Ces citations étaient nécessaires pour montrer jusqu’à quel point, dans la question qui nous occupe, les aspirations et les exigences de la science médicale sont extrêmes et impérieuses.

À côté de ces exigences, qui ne se produisent qu’à certaines époques et dans des régions spéculatives, il y a celles plus nombreuses, mais non moins ardentes, que formule la société au point de vue de l’ordre, de la décence publique et de l’intérêt des familles.

Disons d’abord que la Préfecture de police reçoit journellement des plaintes, qu’abrite le plus souvent le voile de l’anonyme, et qui émanent des nombreuses victimes de la contagion syphilitique.

À ces plaintes, et sous toutes formes, lettres spéciales, réclamations collectives, articles de journaux, viennent se joindre celles auxquelles donnent lieu la prostitution publique, inscrite ou clandestine, le proxénétisme, la débauche scandaleuse et la galanterie vénale. Que de nuances dans cette fange !

Tous les plaignants s’étonnent aigrement de ce que les scandales qu’ils signalent aient pu se produire ; ils attendent une satisfaction immédiate, ils exigent de la police une intervention efficace dont l’exercice leur semble toujours facile.

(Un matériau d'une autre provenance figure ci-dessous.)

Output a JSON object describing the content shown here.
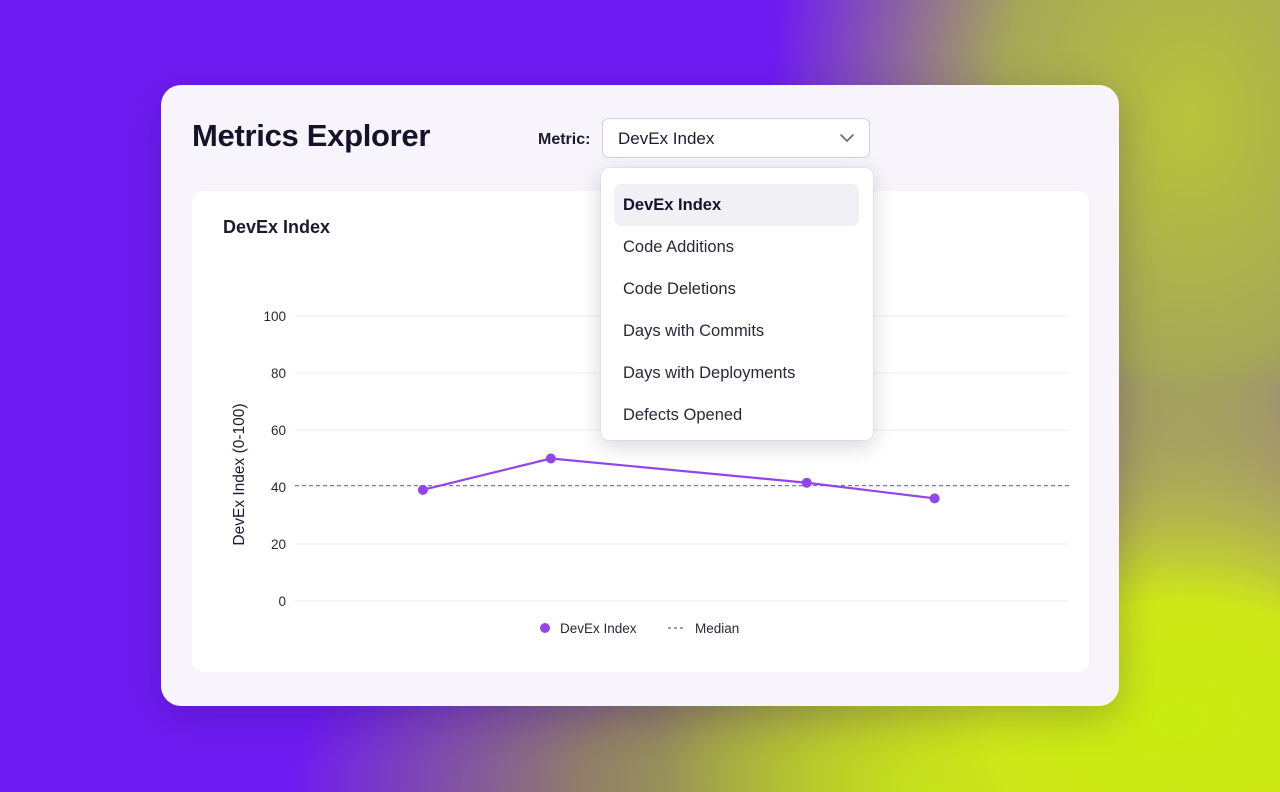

Parle-t-on de la prostitution en général ? Tout le monde reconnaît qu’elle ne peut être empêchée ou supprimée. Il y a même une banale formule qui la désigne comme un mal nécessaire. Mal nécessaire, c’est entendu, mais personne n’en veut subir le spectacle ou le voisinage, et chacun le renvoie à son voisin.

À ces répugnances individuelles, fort légitimes et parfaitement fondées, viennent s’ajouter les exclusions d’ordre et de morale publique, qui éloignent les prostituées des églises, des asiles de charité, des lycées, des écoles, des musées et de certains établissements publics.

Faites la part des prohibitions spéciales qui se rattachent à la police sanitaire de l’armée, et des mesures à prendre en ce qui touche les théâtres, les jardins publics, les passages, etc., et, bien que tout cela constitue un ensemble de difficultés considérables, vous n’entrevoyez qu’une faible partie des exigences, souvent pleines de contradictions, que l’Administration a pour mission de satisfaire.

Ici les lumières des boutiques attirent les filles de débauche dont la présence éloigne les acheteurs honnêtes. Plus loin, c’est le contraire, la clientèle a de bonnes raisons pour craindre l’intervention des agents de police, intervention que le marchand critique et maudit.

La prostitution insoumise est légion ; elle se montre d’autant plus audacieuse qu’instinctivement elle se sent protégée contre la police. Elle sait combien est difficile sur la voie publique l’accomplissement d’une mesure de rigueur contre des femmes. Aussi s’affiche-t-elle bruyamment et attire-t-elle l’attention par ses allures, ses toilettes, ses paroles et ses scandales. Le public, qui ne peut faire de distinction entre les filles inscrites et les prostituées clandestines, et qui, en outre, ne se rend pas compte des difficultés très réelles qu’il crée lui-même le plus souvent, se plaint avec éclat. Il s’étonne de l’abandon apparent où se trouvent la décence publique, les mœurs, l’ordre, la morale sociale, et il demande à l’autorité une répression vigilante et énergique de ces désordres.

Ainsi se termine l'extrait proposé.